The team at the institute is quantifying soil conditions at the four sites using several approaches – for example, soil physical tests assessing the potential for abiotic stresses from waterlogging, drought or mechanical impedance.

The resilience of the soil to weathering and machinery stresses is also measured.

While pore spaces in soil are not only paths to allow the movement of water and air, they also provide opportunities for rapid root elongation.

The key pore size for rapid drainage of water and for cereal root proliferation is, perhaps not surprisingly, about the same diameter as the fine roots of cereal plants.

Different cultivation systems and different machinery change the amount and orientation of these pores in the soil.

Ongoing research is also showing important differences in the rooting characteristics of barley varieties.

Root morphology is the link between soil condition and crop productivity.

Influence

“Evaluating long-term field trials has allowed us to realise that roots aren’t just roots,” says Dr McKenzie.

“There is an opportunity through variety choice and cultivation practices to influence how roots develop and interact with the soil.

AHDB perspective

Amanda Bennett, research and knowledge transfer manager

“It can take many years for the full impact of a change to soil management to be realised.

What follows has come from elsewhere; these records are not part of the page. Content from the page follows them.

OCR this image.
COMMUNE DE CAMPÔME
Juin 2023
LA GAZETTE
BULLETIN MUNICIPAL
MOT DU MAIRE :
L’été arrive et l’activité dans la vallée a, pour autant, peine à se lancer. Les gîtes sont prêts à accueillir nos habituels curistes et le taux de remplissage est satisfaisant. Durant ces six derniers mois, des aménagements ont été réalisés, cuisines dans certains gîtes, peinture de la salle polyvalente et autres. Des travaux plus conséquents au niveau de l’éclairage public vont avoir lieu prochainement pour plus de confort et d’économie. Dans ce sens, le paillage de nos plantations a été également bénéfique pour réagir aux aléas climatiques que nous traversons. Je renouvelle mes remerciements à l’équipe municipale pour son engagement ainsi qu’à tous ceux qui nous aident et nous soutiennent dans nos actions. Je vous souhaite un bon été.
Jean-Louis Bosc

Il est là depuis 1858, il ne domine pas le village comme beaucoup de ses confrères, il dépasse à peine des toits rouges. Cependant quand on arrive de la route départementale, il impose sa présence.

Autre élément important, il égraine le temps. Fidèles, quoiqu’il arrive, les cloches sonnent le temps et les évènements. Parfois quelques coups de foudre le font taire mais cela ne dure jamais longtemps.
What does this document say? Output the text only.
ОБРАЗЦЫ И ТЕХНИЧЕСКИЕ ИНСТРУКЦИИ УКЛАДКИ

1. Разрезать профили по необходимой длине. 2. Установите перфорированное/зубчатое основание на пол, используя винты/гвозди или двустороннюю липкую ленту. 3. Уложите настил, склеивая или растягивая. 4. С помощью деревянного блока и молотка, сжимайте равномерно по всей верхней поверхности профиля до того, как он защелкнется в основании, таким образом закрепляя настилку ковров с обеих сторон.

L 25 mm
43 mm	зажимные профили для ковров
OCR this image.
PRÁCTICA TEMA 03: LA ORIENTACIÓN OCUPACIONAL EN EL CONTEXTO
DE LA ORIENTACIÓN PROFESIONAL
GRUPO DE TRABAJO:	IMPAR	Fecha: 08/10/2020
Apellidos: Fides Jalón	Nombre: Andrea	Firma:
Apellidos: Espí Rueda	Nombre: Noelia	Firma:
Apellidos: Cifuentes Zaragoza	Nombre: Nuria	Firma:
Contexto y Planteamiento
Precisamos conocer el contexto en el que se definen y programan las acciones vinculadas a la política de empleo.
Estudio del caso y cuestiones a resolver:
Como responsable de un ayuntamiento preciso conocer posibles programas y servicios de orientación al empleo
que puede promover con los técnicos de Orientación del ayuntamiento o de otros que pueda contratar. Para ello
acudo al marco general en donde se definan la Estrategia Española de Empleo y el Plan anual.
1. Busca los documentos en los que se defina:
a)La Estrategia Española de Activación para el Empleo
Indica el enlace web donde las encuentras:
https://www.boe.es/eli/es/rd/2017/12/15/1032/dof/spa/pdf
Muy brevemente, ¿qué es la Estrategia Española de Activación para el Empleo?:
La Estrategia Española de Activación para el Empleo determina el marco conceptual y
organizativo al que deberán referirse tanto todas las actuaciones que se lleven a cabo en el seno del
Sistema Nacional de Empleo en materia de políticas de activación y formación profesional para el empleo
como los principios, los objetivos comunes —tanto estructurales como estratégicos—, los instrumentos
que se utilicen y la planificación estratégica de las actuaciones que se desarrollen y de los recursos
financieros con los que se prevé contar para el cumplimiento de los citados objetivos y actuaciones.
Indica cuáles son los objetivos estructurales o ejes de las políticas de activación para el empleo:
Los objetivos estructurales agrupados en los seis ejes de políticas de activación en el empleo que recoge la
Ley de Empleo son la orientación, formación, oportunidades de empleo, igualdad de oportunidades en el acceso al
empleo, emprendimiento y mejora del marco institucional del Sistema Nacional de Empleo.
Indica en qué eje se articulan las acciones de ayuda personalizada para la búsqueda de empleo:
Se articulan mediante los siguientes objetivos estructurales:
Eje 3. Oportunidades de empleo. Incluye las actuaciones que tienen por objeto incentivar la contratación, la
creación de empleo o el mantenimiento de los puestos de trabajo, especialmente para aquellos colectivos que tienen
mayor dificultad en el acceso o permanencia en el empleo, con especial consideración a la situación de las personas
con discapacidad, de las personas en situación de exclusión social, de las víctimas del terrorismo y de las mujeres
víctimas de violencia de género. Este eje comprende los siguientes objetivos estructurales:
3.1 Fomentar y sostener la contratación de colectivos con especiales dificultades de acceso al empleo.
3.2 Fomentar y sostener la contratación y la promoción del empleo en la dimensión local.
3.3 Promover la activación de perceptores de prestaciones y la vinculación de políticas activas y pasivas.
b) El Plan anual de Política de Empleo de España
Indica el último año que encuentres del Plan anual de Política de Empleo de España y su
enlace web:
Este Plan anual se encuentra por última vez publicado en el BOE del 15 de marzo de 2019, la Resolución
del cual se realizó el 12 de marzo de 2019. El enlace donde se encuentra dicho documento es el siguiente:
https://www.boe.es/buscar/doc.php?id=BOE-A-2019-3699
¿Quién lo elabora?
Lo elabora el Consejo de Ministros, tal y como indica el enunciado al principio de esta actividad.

Consequently, a sustained investment in research is required.

“Funded as part of a £2.6m four-year programme of soil research, this project connects a series of long-term experimental sites.

“The work will provide a robust assessment of the impact of cultivation system changes and improve understanding of soil conditions, to steer decision making.”

“The challenge is to manage crops to maximise and maintain the key soil-quality parameters that impact on yield and margins, such as water retention, resistance and resilience, and nutrient availability.”

In the small plot trials, spring barley varieties responded differently to different types of soil disturbance prior to cropping. Interestingly, older spring barleys tended to show less contrast whereas newer, higher-yielding varieties often performed significantly better under disturbed systems than under the min-till regime, says Dr McKenzie.

Extrapolating from plot scale, the yield differences for the same variety at the same site were in excess of 0.5t/ha.

“We believe that, traditionally, plant breeders have selected new lines and developed them for market under ploughed rather than min-till systems.

There appears a need for breeding trials to adapt to the shift in tillage practices on farm,” he says.

Complementary work is being undertaken in a parallel project, using long-term trials to identify favourable soil management practices for potatoes and looking at the effect of potatoes in the rotation.